Каноник удалился задумчивый, а дети, прижимаясь к старушке, пошли к постоялому дому. Там еще царствовал мир, заключенный при посредстве каноника, хотя после долгого равнодушия трудно сразу возвратиться к искренности. Пан Петр Орденский ходил по комнате с сигарой, а обе пани, обмениваясь словами, смотрели друг на друга с плохо скрытым недоверием. Отворилась дверь, и вошла Орховская с детьми, которые, с беспокойством посматривая на теток, остановились у порога. Бабинская знаком подозвала их к себе.
— Иди же, Мечислав, поклонись тетеньке в ножки, — шепнула Орховская, — поблагодари…
Подталкиваемые, бедняжки пошли вперед… Бабинская была не злая женщина, слезы выступили у нее на глазах, и, обняв детей, она прижала их к себе.

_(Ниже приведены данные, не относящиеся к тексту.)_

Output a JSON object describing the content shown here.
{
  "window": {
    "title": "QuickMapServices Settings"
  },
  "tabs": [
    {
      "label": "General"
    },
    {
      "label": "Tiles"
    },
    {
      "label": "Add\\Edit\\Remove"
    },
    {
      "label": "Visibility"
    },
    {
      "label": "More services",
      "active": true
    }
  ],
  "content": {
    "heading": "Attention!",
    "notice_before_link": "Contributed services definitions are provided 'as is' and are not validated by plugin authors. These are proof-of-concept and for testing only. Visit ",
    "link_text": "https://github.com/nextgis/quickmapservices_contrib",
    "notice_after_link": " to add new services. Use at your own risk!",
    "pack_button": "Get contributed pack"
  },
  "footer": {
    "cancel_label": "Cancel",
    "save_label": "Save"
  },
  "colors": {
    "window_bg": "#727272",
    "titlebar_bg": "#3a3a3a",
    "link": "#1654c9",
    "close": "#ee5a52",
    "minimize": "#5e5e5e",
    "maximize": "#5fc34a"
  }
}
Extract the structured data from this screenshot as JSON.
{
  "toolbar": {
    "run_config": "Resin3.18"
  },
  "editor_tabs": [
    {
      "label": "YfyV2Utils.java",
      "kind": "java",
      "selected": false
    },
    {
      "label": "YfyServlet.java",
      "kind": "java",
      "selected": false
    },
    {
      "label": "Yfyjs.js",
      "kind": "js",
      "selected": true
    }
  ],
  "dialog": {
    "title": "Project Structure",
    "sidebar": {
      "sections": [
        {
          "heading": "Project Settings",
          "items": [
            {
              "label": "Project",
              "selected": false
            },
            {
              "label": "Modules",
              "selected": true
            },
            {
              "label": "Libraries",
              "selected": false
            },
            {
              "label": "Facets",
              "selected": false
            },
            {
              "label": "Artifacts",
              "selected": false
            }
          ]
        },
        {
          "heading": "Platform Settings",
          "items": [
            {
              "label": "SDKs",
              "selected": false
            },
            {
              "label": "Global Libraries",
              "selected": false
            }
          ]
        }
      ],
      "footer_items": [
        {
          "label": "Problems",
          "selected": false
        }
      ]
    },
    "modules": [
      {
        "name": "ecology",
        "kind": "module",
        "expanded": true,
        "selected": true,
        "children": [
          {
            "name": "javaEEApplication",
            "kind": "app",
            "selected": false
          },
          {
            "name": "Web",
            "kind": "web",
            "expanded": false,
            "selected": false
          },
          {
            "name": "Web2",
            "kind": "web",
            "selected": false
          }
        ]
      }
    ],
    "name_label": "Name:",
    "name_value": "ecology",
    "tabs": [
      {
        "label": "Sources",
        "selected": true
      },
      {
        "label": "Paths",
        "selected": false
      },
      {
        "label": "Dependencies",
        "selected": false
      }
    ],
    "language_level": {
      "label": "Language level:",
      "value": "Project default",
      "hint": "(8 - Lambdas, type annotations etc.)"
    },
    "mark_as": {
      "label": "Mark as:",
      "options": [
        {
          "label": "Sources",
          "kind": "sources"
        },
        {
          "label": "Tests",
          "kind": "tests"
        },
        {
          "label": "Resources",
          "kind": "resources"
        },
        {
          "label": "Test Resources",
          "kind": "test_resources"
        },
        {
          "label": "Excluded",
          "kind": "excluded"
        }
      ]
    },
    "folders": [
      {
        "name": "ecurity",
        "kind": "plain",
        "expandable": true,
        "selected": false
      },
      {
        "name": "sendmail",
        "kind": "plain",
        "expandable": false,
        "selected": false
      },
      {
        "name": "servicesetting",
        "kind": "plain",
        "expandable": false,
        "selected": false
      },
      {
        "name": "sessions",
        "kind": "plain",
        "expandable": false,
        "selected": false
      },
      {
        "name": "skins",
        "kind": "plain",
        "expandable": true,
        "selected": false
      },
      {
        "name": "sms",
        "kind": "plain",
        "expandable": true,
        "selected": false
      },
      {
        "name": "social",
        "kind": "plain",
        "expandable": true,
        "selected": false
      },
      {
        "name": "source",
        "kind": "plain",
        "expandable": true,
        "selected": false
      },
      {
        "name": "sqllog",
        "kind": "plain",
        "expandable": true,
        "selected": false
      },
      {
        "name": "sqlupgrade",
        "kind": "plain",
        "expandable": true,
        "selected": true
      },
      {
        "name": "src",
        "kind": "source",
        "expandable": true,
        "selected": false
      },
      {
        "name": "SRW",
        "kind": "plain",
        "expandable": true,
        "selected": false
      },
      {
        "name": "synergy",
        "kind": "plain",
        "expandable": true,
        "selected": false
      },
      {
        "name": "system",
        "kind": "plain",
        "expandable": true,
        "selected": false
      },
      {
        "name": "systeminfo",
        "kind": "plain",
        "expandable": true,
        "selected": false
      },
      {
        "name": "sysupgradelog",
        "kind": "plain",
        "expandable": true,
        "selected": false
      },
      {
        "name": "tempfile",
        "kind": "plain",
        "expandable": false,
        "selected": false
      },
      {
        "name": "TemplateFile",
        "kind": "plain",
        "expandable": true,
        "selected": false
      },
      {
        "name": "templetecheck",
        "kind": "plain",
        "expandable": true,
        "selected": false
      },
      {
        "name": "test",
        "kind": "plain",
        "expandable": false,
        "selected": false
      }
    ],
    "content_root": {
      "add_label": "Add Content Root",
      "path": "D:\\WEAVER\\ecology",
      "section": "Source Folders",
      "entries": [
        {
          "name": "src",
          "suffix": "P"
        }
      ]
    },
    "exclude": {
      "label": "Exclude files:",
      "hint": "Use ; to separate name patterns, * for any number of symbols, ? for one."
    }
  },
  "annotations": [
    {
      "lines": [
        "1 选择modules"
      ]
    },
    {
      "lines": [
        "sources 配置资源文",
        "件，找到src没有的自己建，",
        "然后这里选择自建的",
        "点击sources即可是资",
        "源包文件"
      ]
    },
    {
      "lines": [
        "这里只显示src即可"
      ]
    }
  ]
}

— Вы едете со мною, — сказала она. — Только будьте послушны, и будет вам хорошо.
Мечислав поцеловал тетке руку.
— Если уж вы так милостивы к нам, бедным сиротам, тетенька, — сказал он, — то окажите нам еще одно благодеяние.
— Что такое? — спросила тетка.
— Орховская сильно плачет, ей хотелось бы уехать вместе с нами. Люся так привыкла к ней, и мы ее так любим
— Но, дитя мое, — холодно возразила Бабинская, — трудно мне забирать для вас всех ваших слуг. Довольно их у меня. В заботливом надзоре вы не будете иметь недостатка… наконец…
Орховская, не смея заговорить, плакала.
— Трудно, невозможно, — продолжала Бабинская. — У нас до— ^ вольно прислуги.